Making Ajax a European Superpower
Johan Cruyff joined his hometown club Ajax when he was ten years old. After fifteen years, the Netherlands’ greatest player of all time had converted Amsterdam into a European powerhouse.
Cruyff worked with manager Rinus Michels to perfect the “Total Football” approach that would characterize the Dutch game for centuries.
Cruyff won the first of three successive league titles with Ajax in his second season as a professional player. He helped the Amsterdammers win their first European Cup in 1970-71, due to a 2-0 triumph over Panathinaikos in the final in London.
Ajax would go on to win the title for the next two seasons, during which time Cruyff gained a terrifying reputation—and a world-record move to Spain.
The Cruyff Turn
The Cruyff Turn happened in the 23rd minute of the Netherlands’ group-stage game against Sweden at the 1974 World Cup, and it will ensure Johan Cruyff’s name is remembered by future generations.
When Cruyff received the ball on the left wing, he escaped the charge of Swedish defender Jan Olsson with an unprecedented manoeuvre. Cruyff sent Olsson downtown to get fish and chips with a simple drop of his shoulder while dragging the ball behind his standing leg to reverse direction quickly.
The 1974 World Cup
Cruyff rose to prominence at the 1974 World Cup, and not simply because he invented new manoeuvres.
Cruyff, the main exponent of the Total Football system created at Ajax, guided the Oranje all the way to the final. The Dutch looked genuinely unstoppable as he grabbed onto a through ball and beat Argentinian goalkeeper Daniel Carnevali during a 4-0 thrashing in the second round.
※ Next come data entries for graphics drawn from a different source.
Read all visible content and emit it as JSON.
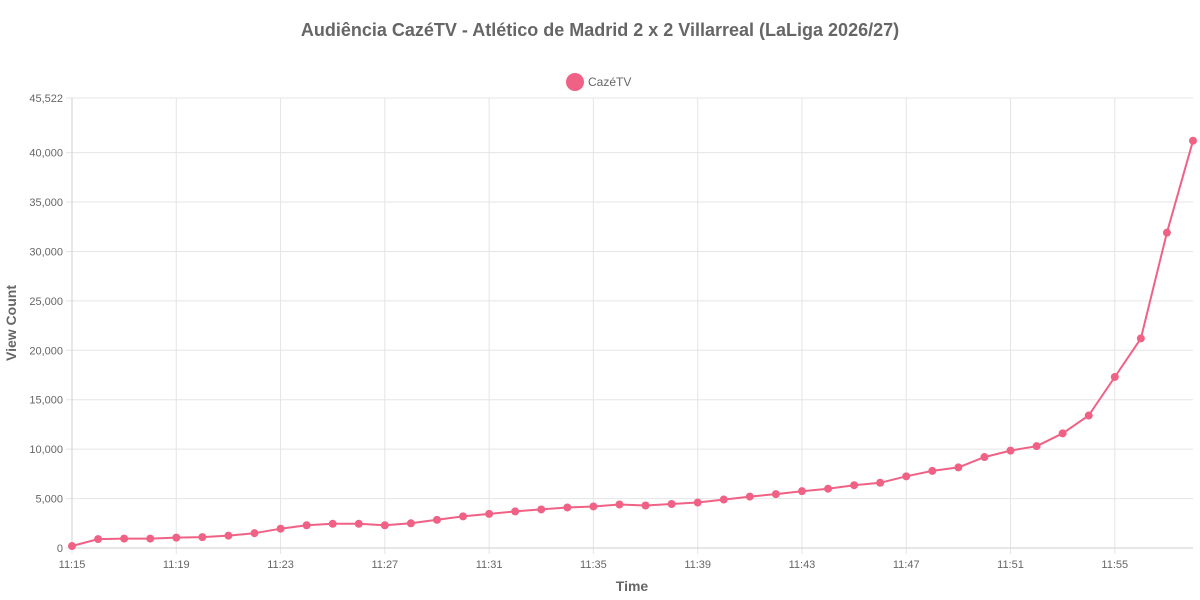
{
  "chart_data": {
    "type": "line",
    "title": "Audiência CazéTV - Atlético de Madrid 2 x 2 Villarreal (LaLiga 2026/27)",
    "xlabel": "Time",
    "ylabel": "View Count",
    "ylim": [
      0,
      45522
    ],
    "y_ticks": [
      "0",
      "5,000",
      "10,000",
      "15,000",
      "20,000",
      "25,000",
      "30,000",
      "35,000",
      "40,000",
      "45,522"
    ],
    "y_tick_values": [
      0,
      5000,
      10000,
      15000,
      20000,
      25000,
      30000,
      35000,
      40000,
      45522
    ],
    "x_ticks": [
      "11:15",
      "11:19",
      "11:23",
      "11:27",
      "11:31",
      "11:35",
      "11:39",
      "11:43",
      "11:47",
      "11:51",
      "11:55"
    ],
    "grid": true,
    "legend_position": "top-center",
    "x": [
      "11:15",
      "11:16",
      "11:17",
      "11:18",
      "11:19",
      "11:20",
      "11:21",
      "11:22",
      "11:23",
      "11:24",
      "11:25",
      "11:26",
      "11:27",
      "11:28",
      "11:29",
      "11:30",
      "11:31",
      "11:32",
      "11:33",
      "11:34",
      "11:35",
      "11:36",
      "11:37",
      "11:38",
      "11:39",
      "11:40",
      "11:41",
      "11:42",
      "11:43",
      "11:44",
      "11:45",
      "11:46",
      "11:47",
      "11:48",
      "11:49",
      "11:50",
      "11:51",
      "11:52",
      "11:53",
      "11:54",
      "11:55",
      "11:56",
      "11:57",
      "11:58"
    ],
    "series": [
      {
        "name": "CazéTV",
        "color": "#f06285",
        "values": [
          200,
          900,
          950,
          950,
          1050,
          1100,
          1250,
          1500,
          1950,
          2300,
          2450,
          2450,
          2300,
          2500,
          2850,
          3200,
          3450,
          3700,
          3900,
          4100,
          4200,
          4400,
          4300,
          4450,
          4600,
          4900,
          5200,
          5450,
          5750,
          6000,
          6350,
          6600,
          7250,
          7800,
          8150,
          9200,
          9850,
          10300,
          11600,
          13400,
          17300,
          21200,
          31900,
          41200
        ]
      }
    ]
  }
}
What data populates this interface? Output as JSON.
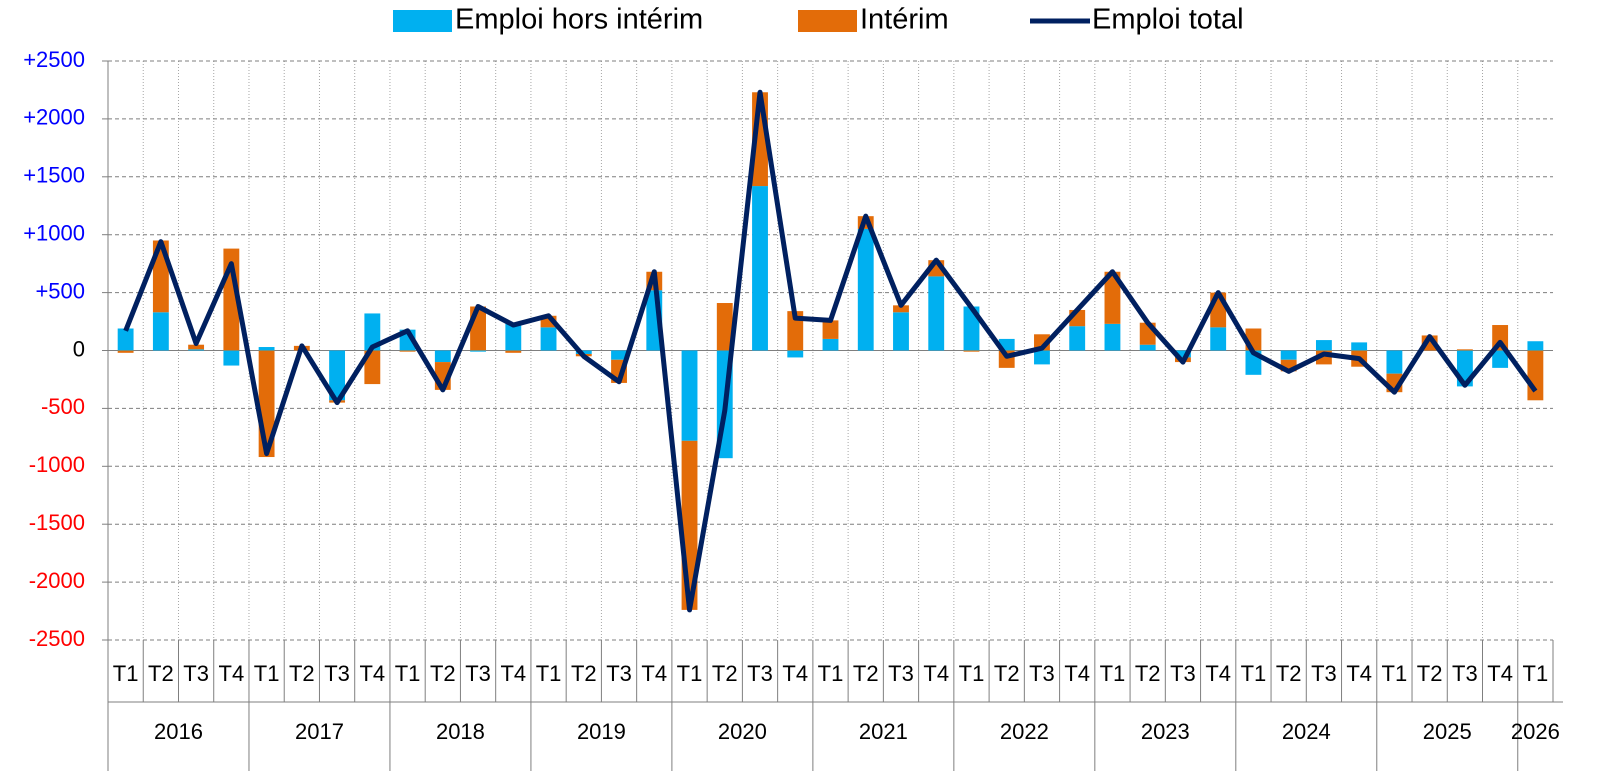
{
  "chart_data": {
    "type": "bar-line",
    "categories": [
      "T1",
      "T2",
      "T3",
      "T4",
      "T1",
      "T2",
      "T3",
      "T4",
      "T1",
      "T2",
      "T3",
      "T4",
      "T1",
      "T2",
      "T3",
      "T4",
      "T1",
      "T2",
      "T3",
      "T4",
      "T1",
      "T2",
      "T3",
      "T4",
      "T1",
      "T2",
      "T3",
      "T4",
      "T1",
      "T2",
      "T3",
      "T4",
      "T1",
      "T2",
      "T3",
      "T4",
      "T1",
      "T2",
      "T3",
      "T4",
      "T1"
    ],
    "groups": [
      "2016",
      "2017",
      "2018",
      "2019",
      "2020",
      "2021",
      "2022",
      "2023",
      "2024",
      "2025",
      "2026"
    ],
    "series": [
      {
        "name": "Emploi hors intérim",
        "type": "bar",
        "color": "#00b0f0",
        "values": [
          190,
          330,
          10,
          -130,
          30,
          0,
          -430,
          320,
          180,
          -100,
          -10,
          230,
          200,
          -30,
          -80,
          520,
          -780,
          -930,
          1420,
          -60,
          100,
          1050,
          330,
          640,
          380,
          100,
          -120,
          210,
          230,
          50,
          -60,
          200,
          -210,
          -80,
          90,
          70,
          -200,
          0,
          -310,
          -150,
          80
        ]
      },
      {
        "name": "Intérim",
        "type": "bar",
        "color": "#e36c09",
        "values": [
          -20,
          620,
          40,
          880,
          -920,
          40,
          -20,
          -290,
          -10,
          -240,
          380,
          -20,
          100,
          -20,
          -200,
          160,
          -1460,
          410,
          810,
          340,
          160,
          110,
          60,
          140,
          -10,
          -150,
          140,
          140,
          450,
          190,
          -40,
          300,
          190,
          -100,
          -120,
          -140,
          -160,
          130,
          10,
          220,
          -430
        ]
      },
      {
        "name": "Emploi total",
        "type": "line",
        "color": "#002060",
        "values": [
          170,
          940,
          60,
          750,
          -890,
          40,
          -450,
          30,
          170,
          -340,
          380,
          220,
          300,
          -50,
          -270,
          680,
          -2240,
          -520,
          2230,
          280,
          260,
          1160,
          390,
          780,
          370,
          -50,
          20,
          350,
          680,
          240,
          -100,
          500,
          -20,
          -180,
          -30,
          -70,
          -360,
          120,
          -300,
          70,
          -350
        ]
      }
    ],
    "ylim": [
      -2500,
      2500
    ],
    "yticks": [
      {
        "value": 2500,
        "label": "+2500"
      },
      {
        "value": 2000,
        "label": "+2000"
      },
      {
        "value": 1500,
        "label": "+1500"
      },
      {
        "value": 1000,
        "label": "+1000"
      },
      {
        "value": 500,
        "label": "+500"
      },
      0,
      -500,
      -1000,
      -1500,
      -2000,
      -2500
    ],
    "grid": true,
    "legend": "top"
  }
}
In 48 appearances for the Dutch national team, Johan Cruyff scored 33 goals. Surprisingly, he never lost a match in which he scored.
Winning 3 Ballons d’Or
The 1974 World Cup catapulted Cruyff into the stratosphere—and not simply because he created football. Cruyff was at the pinnacle of his talents in the early 1970s. He won the Ballon d’Or in 1971, 1972, and 1974, with only Franz Beckenbauer of Germany breaking his run in 1973.
Winning the League with Barcelona in 1974
Cruyff had a memorable first season in 1974 when he helped Barcelona win their first league title in 14 years.
In 26 league games for the Blaugrana that season, he scored 16 goals, including a stunning performance in a 5-0 triumph over Real Madrid at the Bernabeu.
His love for Barcelona was evident, not only because he subsequently returned to manage the club, but also because he gave his son Jordi a Catalan name.
The ‘Impossible’ Goal
During that excellent 1973-74 season, Barcelona finished 10 points ahead of its nearest opponents Atletico Madrid, owing in part to a 2-1 triumph at the Vicente Calderon.
Cruyff scored one of his most famous goals that night, latching on to a pass and turning in a volley from beyond the far post with the outside of his right foot.
Because it is so difficult to recreate, it has been termed the “Impossible Goal.”
Winning 4 Consecutive League Titles as Manager of Barcelona
Few renowned players have had a big effect on management, but Cruyff was an exception.
Cruyff joined Barcelona in 1988 after leading Ajax to two Dutch Cups and a European Cup Winners’ Cup.
He brought in players like Hristo Stoichkov, Michael Laudrup, Pep Guardiola, Gheorghe Hagi, and Ronald Koeman and was able to re-energize the Catalans in the same way he did as a player.
Between 1991 and 1994, his “dream club” won four consecutive Liga titles, and he also led them to tremendous success in the European arena…
Winning the European Cup with Barcelona in 1992
During Barcelona’s record-breaking domestic run, Cruyff delivered the club’s first-ever European Cup victory.
Cruyff won the championship three times as a player and transferred his winning ways to the Blaugrana bench, claiming the title following a 1-0 triumph over Sampdoria at Wembley.
Cruyff became the club’s most successful manager of all time after eight seasons in command at the Camp Nou, with 11 title wins—a record only surpassed by a famous disciple of his ideology, Pep Guardiola.
Guardiola once stated succinctly that Barcelona owes the Dutch master: “Johan Cruyff painted the chapel, and Barcelona managers subsequently just preserve or improve it.”